84. Somebody wrote in that book that I’m lying about being a virgin, ’cause I use super-jumbo tampons, but I can’t help it if I’ve got a heavy flow and a wide-set vagina!—Bethany Byrd

85. I don’t hate you ’cause you’re fat… you’re fat ’cause I hate you.—Jessica Lopez

86. I know she’s kind of socially retarded and weird, but she’s my friend… so, just promise me you won’t make fun of her!—Regina George

87. I just wanted to say that you’re all winners. And that I couldn’t be happier the school year is ending.—Mr. Duvall

88. Oh, I love seeing teachers outside of school. It’s like seeing a dog walk on its hind legs.—Janis Ian

89. I mean no offense, but how could she send you a candy cane? She doesn’t even like you that much. Maybe she feels weird around me because I’m the only person who knows about her nose job. Oh my god, pretend you didn’t hear that.—Gretchen Weiners

90. Cady: Hi, I don’t know if anyone told you about me, I’m a new student here, my name is Cady Heron.

Kristen Hadley: Talk to me again, and I’ll kick your ass!

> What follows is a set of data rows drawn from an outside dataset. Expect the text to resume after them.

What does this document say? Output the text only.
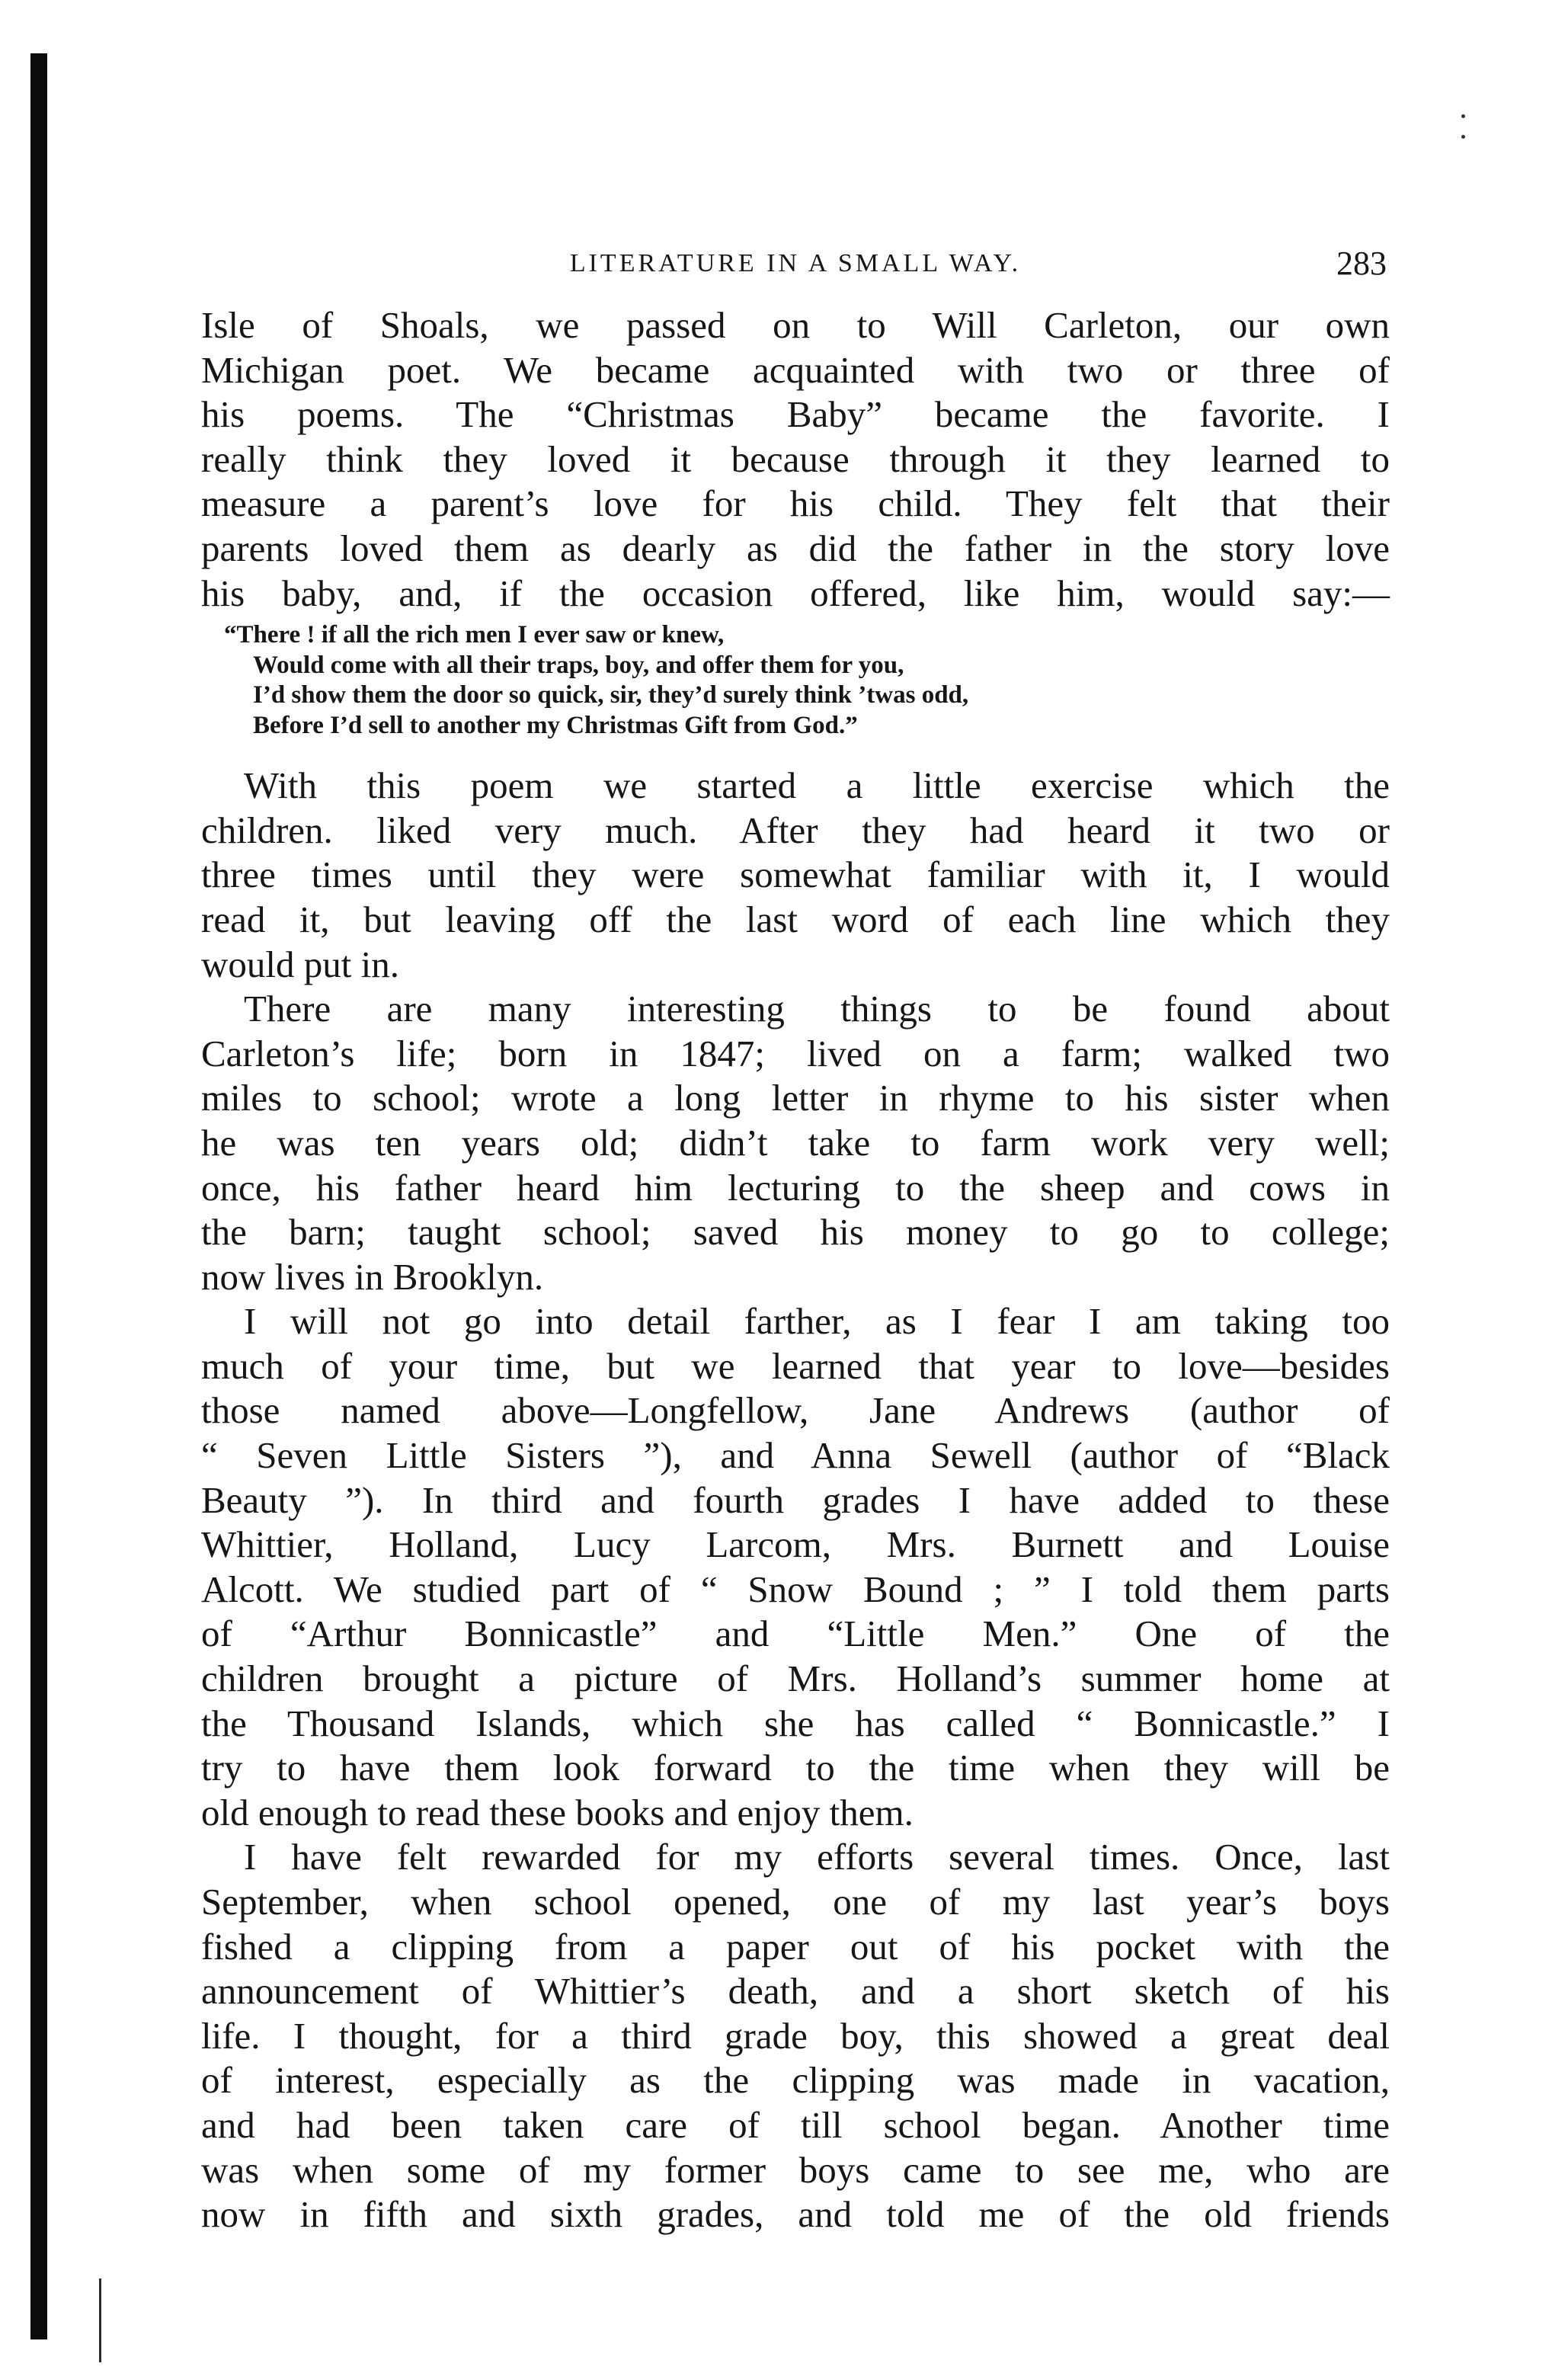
LITERATURE IN A SMALL WAY.	283
Isle of Shoals, we passed on to Will Carleton, our own
Michigan poet. We became acquainted with two or three of
his poems. The “Christmas Baby” became the favorite. I
really think they loved it because through it they learned to
measure a parent’s love for his child. They felt that their
parents loved them as dearly as did the father in the story love
his baby, and, if the occasion offered, like him, would say:—
“There ! if all the rich men I ever saw or knew,
Would come with all their traps, boy, and offer them for you,
I’d show them the door so quick, sir, they’d surely think ’twas odd,
Before I’d sell to another my Christmas Gift from God.”
With this poem we started a little exercise which the
children. liked very much. After they had heard it two or
three times until they were somewhat familiar with it, I would
read it, but leaving off the last word of each line which they
would put in.
There are many interesting things to be found about
Carleton’s life; born in 1847; lived on a farm; walked two
miles to school; wrote a long letter in rhyme to his sister when
he was ten years old; didn’t take to farm work very well;
once, his father heard him lecturing to the sheep and cows in
the barn; taught school; saved his money to go to college;
now lives in Brooklyn.
I will not go into detail farther, as I fear I am taking too
much of your time, but we learned that year to love—besides
those named above—Longfellow, Jane Andrews (author of
“ Seven Little Sisters ”), and Anna Sewell (author of “Black
Beauty ”). In third and fourth grades I have added to these
Whittier, Holland, Lucy Larcom, Mrs. Burnett and Louise
Alcott. We studied part of “ Snow Bound ; ” I told them parts
of “Arthur Bonnicastle” and “Little Men.” One of the
children brought a picture of Mrs. Holland’s summer home at
the Thousand Islands, which she has called “ Bonnicastle.” I
try to have them look forward to the time when they will be
old enough to read these books and enjoy them.
I have felt rewarded for my efforts several times. Once, last
September, when school opened, one of my last year’s boys
fished a clipping from a paper out of his pocket with the
announcement of Whittier’s death, and a short sketch of his
life. I thought, for a third grade boy, this showed a great deal
of interest, especially as the clipping was made in vacation,
and had been taken care of till school began. Another time
was when some of my former boys came to see me, who are
now in fifth and sixth grades, and told me of the old friends
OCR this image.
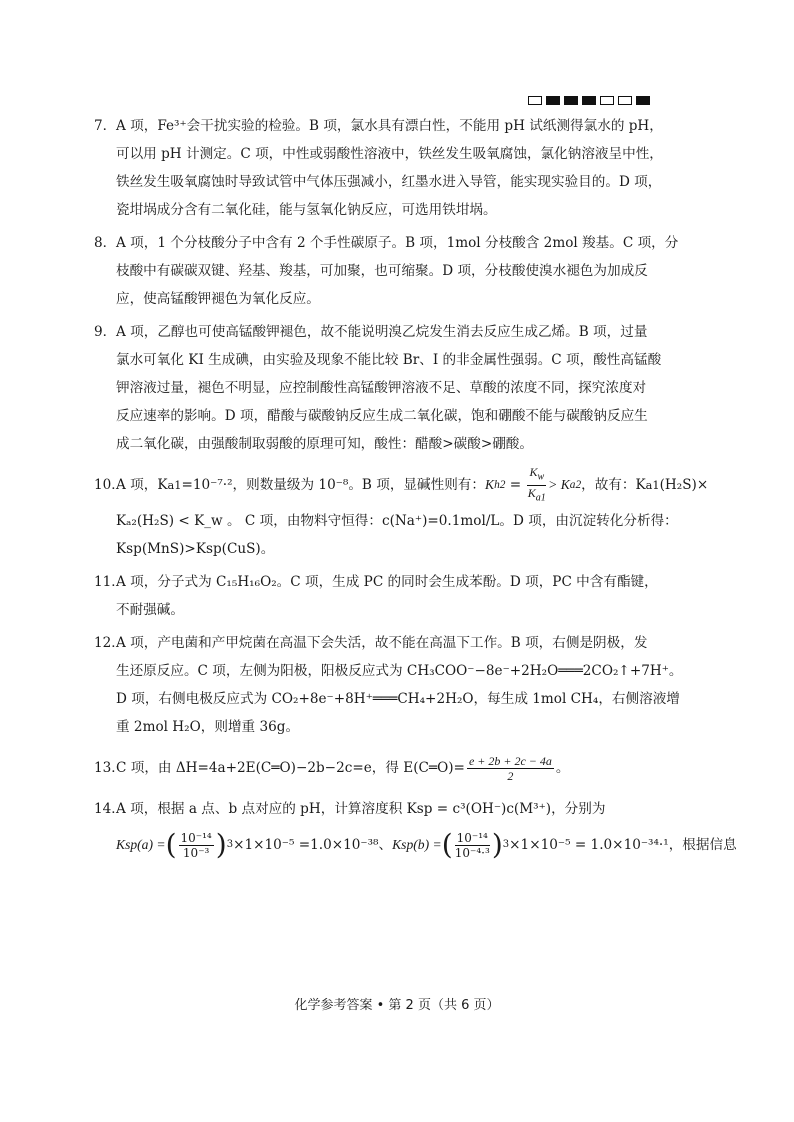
7． A 项，Fe³⁺会干扰实验的检验。B 项，氯水具有漂白性，不能用 pH 试纸测得氯水的 pH，
可以用 pH 计测定。C 项，中性或弱酸性溶液中，铁丝发生吸氧腐蚀，氯化钠溶液呈中性，
铁丝发生吸氧腐蚀时导致试管中气体压强减小，红墨水进入导管，能实现实验目的。D 项，
瓷坩埚成分含有二氧化硅，能与氢氧化钠反应，可选用铁坩埚。
8． A 项，1 个分枝酸分子中含有 2 个手性碳原子。B 项，1mol 分枝酸含 2mol 羧基。C 项，分
枝酸中有碳碳双键、羟基、羧基，可加聚，也可缩聚。D 项，分枝酸使溴水褪色为加成反
应，使高锰酸钾褪色为氧化反应。
9． A 项，乙醇也可使高锰酸钾褪色，故不能说明溴乙烷发生消去反应生成乙烯。B 项，过量
氯水可氧化 KI 生成碘，由实验及现象不能比较 Br、I 的非金属性强弱。C 项，酸性高锰酸
钾溶液过量，褪色不明显，应控制酸性高锰酸钾溶液不足、草酸的浓度不同，探究浓度对
反应速率的影响。D 项，醋酸与碳酸钠反应生成二氧化碳，饱和硼酸不能与碳酸钠反应生
成二氧化碳，由强酸制取弱酸的原理可知，酸性：醋酸>碳酸>硼酸。
10．
A 项，K a1 =10⁻⁷·²，则数量级为 10⁻⁸。B 项，显碱性则有： K $h2 = \frac{K_w}{K_{a1}} > K$ a2 ，故有：K a1 (H₂S)×
Kₐ₂(H₂S) < K_w 。 C 项，由物料守恒得：c(Na⁺)=0.1mol/L。D 项，由沉淀转化分析得：
Ksp(MnS)>Ksp(CuS)。
11．
A 项，分子式为 C₁₅H₁₆O₂。C 项，生成 PC 的同时会生成苯酚。D 项，PC 中含有酯键，
不耐强碱。
12．
A 项，产电菌和产甲烷菌在高温下会失活，故不能在高温下工作。B 项，右侧是阴极，发
生还原反应。C 项，左侧为阳极，阳极反应式为 CH₃COO⁻−8e⁻+2H₂O═══2CO₂↑+7H⁺。
D 项，右侧电极反应式为 CO₂+8e⁻+8H⁺═══CH₄+2H₂O，每生成 1mol CH₄，右侧溶液增
重 2mol H₂O，则增重 36g。
13．
C 项，由 ΔH=4a+2E(C═O)−2b−2c=e，得 E(C═O)= $\frac{e + 2b + 2c - 4a}{2}$ 。
14．
A 项，根据 a 点、b 点对应的 pH，计算溶度积 Ksp = c³(OH⁻)c(M³⁺)，分别为
Ksp(a) = ( $\frac{\text{10⁻¹⁴}}{\text{10⁻³}}$ ) 3 ×1×10⁻⁵ =1.0×10⁻³⁸ 、 Ksp(b) = ( $\frac{\text{10⁻¹⁴}}{\text{10⁻⁴·³}}$ ) 3 ×1×10⁻⁵ = 1.0×10⁻³⁴·¹ ，根据信息
化学参考答案 • 第 2 页（共 6 页）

91. Don’t be. You can do this. There’s nothing to break your focus because not one of those Marymount boys is cute.—Ms. Norbury

92. I know having a boyfriend might seem like the only thing important to you right now, but you don’t have to dumb yourself down in order for a guy to like you.—Ms. Norbury

93. I’m wearing a spinal halo.—Regina George

94. I have this theory, that if you cut off all her hair she’d look like a British man.—Cady Heron

95. Oh no, I can’t say anything else until I have a parent or lawyer present.—Gretchen Weiners

96. Growing up female in this world is not easy. In China, baby girls are routinely put up for adoption. And in parts of Africa, women are still made to live in tents during the time of their menses.—Gretchen Weiners

97. Good news, they didn’t get run over… Bad news, they’re still flat.—Damian Leigh

98. Sometimes older people make jokes.—Ms. Norbury

99. …what is up? What’s the 411? What has everybody been up to? What’s the hot gossip? Tell me everything. What have you guys been listening to? What are the cool jams?—Regina’s mom.

100. This is Damian. He’s almost too gay to function.—Janis Ian

Final Thoughts

The Mean Girls movies are considered one of the most quoted films in recent history because of its witty and funny lines. They have become icons and still enjoy quite a following until today.